Sit down. Figure it out. Always the best solution. ”
My dad was wise. He was also an idiot, whistling loudly as he went off to make us tea.
And Mum? Fuck. The wedding invites were insane. Our names and swirly gold inlays were superbly over the top.
I didn’t mind. Honestly, I didn’t care. If it made Mum happy? I’d go with it. So I pulled my phone out of my pocket and sent Fox a text.

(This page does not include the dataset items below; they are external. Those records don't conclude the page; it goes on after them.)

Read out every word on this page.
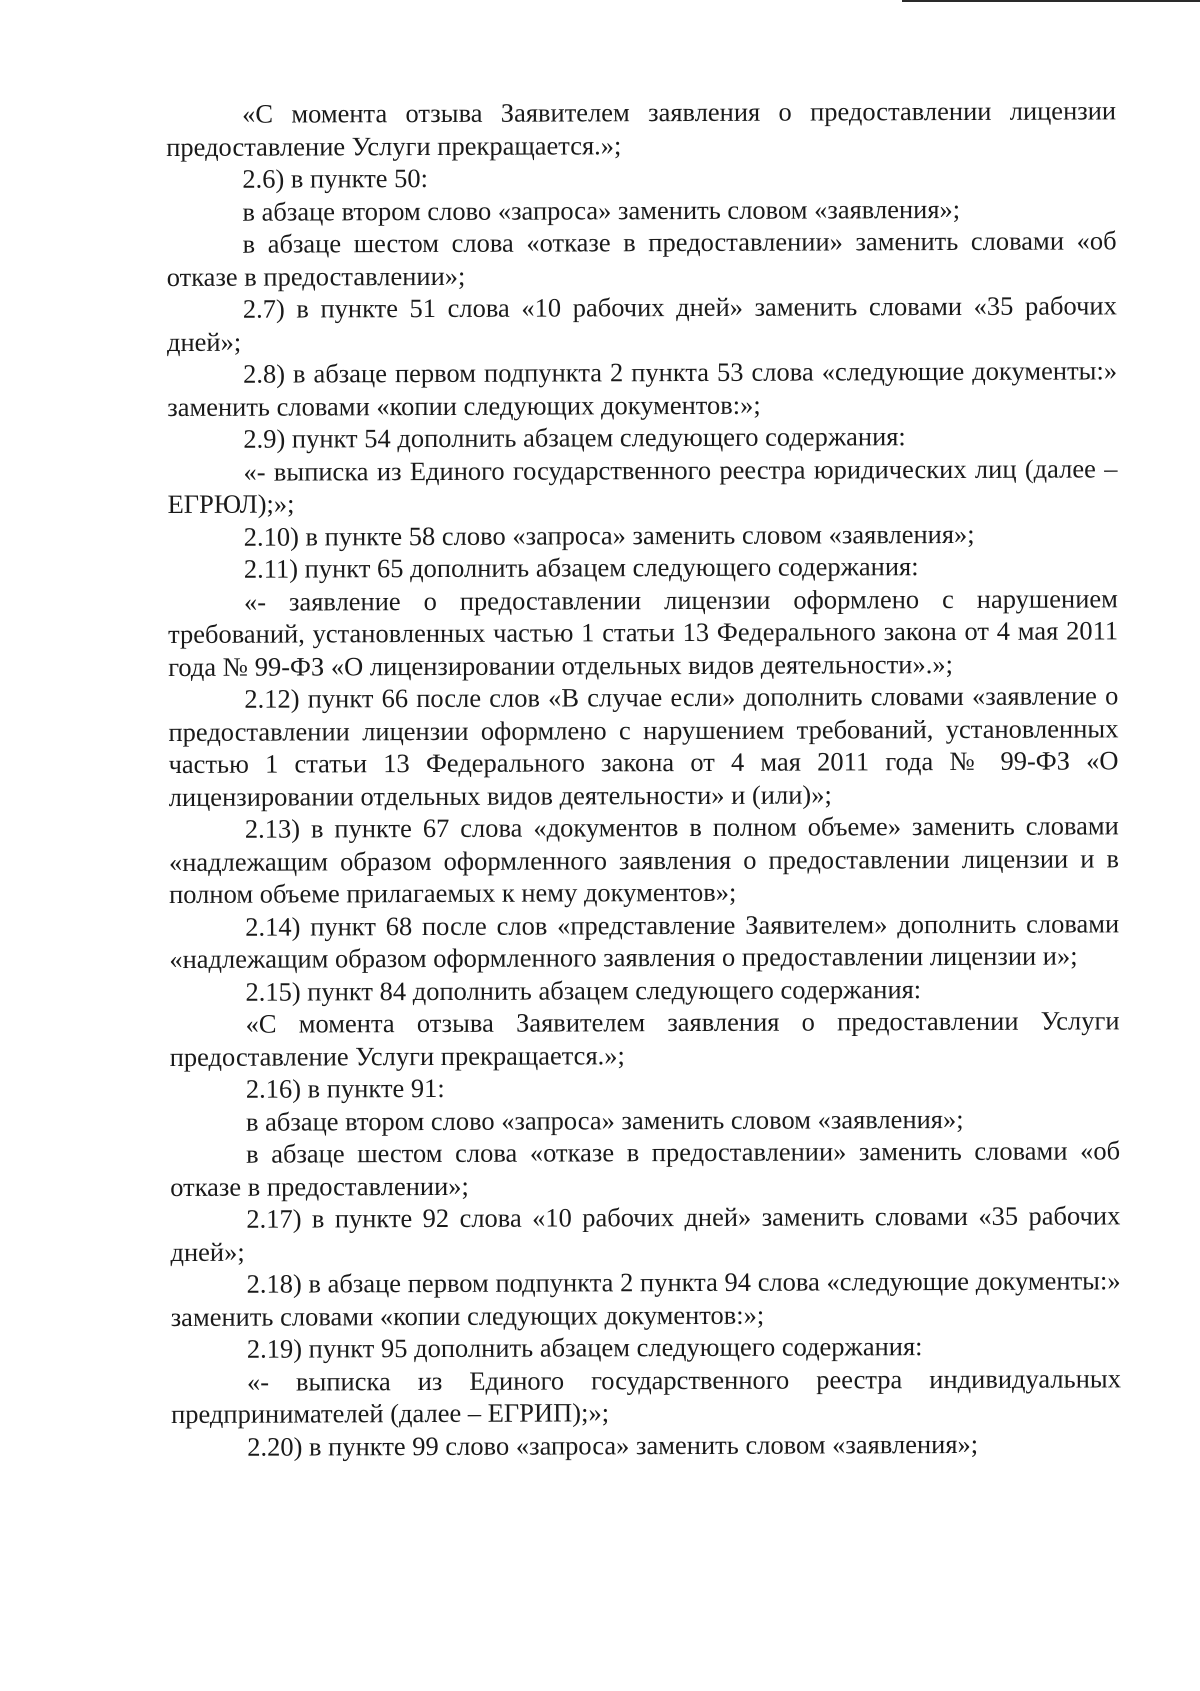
«С момента отзыва Заявителем заявления о предоставлении лицензии предоставление Услуги прекращается.»;

2.6) в пункте 50:

в абзаце втором слово «запроса» заменить словом «заявления»;

в абзаце шестом слова «отказе в предоставлении» заменить словами «об отказе в предоставлении»;

2.7) в пункте 51 слова «10 рабочих дней» заменить словами «35 рабочих дней»;

2.8) в абзаце первом подпункта 2 пункта 53 слова «следующие документы:» заменить словами «копии следующих документов:»;

2.9) пункт 54 дополнить абзацем следующего содержания:

«- выписка из Единого государственного реестра юридических лиц (далее – ЕГРЮЛ);»;

2.10) в пункте 58 слово «запроса» заменить словом «заявления»;

2.11) пункт 65 дополнить абзацем следующего содержания:

«- заявление о предоставлении лицензии оформлено с нарушением требований, установленных частью 1 статьи 13 Федерального закона от 4 мая 2011 года № 99-ФЗ «О лицензировании отдельных видов деятельности».»;

2.12) пункт 66 после слов «В случае если» дополнить словами «заявление о предоставлении лицензии оформлено с нарушением требований, установленных частью 1 статьи 13 Федерального закона от 4 мая 2011 года № 99-ФЗ «О лицензировании отдельных видов деятельности» и (или)»;

2.13) в пункте 67 слова «документов в полном объеме» заменить словами «надлежащим образом оформленного заявления о предоставлении лицензии и в полном объеме прилагаемых к нему документов»;

2.14) пункт 68 после слов «представление Заявителем» дополнить словами «надлежащим образом оформленного заявления о предоставлении лицензии и»;

2.15) пункт 84 дополнить абзацем следующего содержания:

«С момента отзыва Заявителем заявления о предоставлении Услуги предоставление Услуги прекращается.»;

2.16) в пункте 91:

в абзаце втором слово «запроса» заменить словом «заявления»;

в абзаце шестом слова «отказе в предоставлении» заменить словами «об отказе в предоставлении»;

2.17) в пункте 92 слова «10 рабочих дней» заменить словами «35 рабочих дней»;

2.18) в абзаце первом подпункта 2 пункта 94 слова «следующие документы:» заменить словами «копии следующих документов:»;

2.19) пункт 95 дополнить абзацем следующего содержания:

«- выписка из Единого государственного реестра индивидуальных предпринимателей (далее – ЕГРИП);»;

2.20) в пункте 99 слово «запроса» заменить словом «заявления»;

I’m on my way. Don’t wait up.
“Another first.” Mum sighed, smiling knowingly reading over my shoulder. You used to send that text to us, every time you came home from uni.”
“Yes.”
“Now you send it to him.”
“Yes.” Emotional? Me?
“And one day, your kids will send you the same one. And you know what, Noah?”
“No?”
“It always hits the same. Family. Being together again.”
“We will be.”
“Retiring in Scotland seems like a good option now. I’ll miss you, darling.”
“We’ll talk.” We would. Because yes. Big changes. Also, small ones. Distance. Love.
Oh God, the love.
“I love you, remember that. We both love you so very much.”
“I know, Mum.”
Then I just sat there. Because there was nothing more I could say.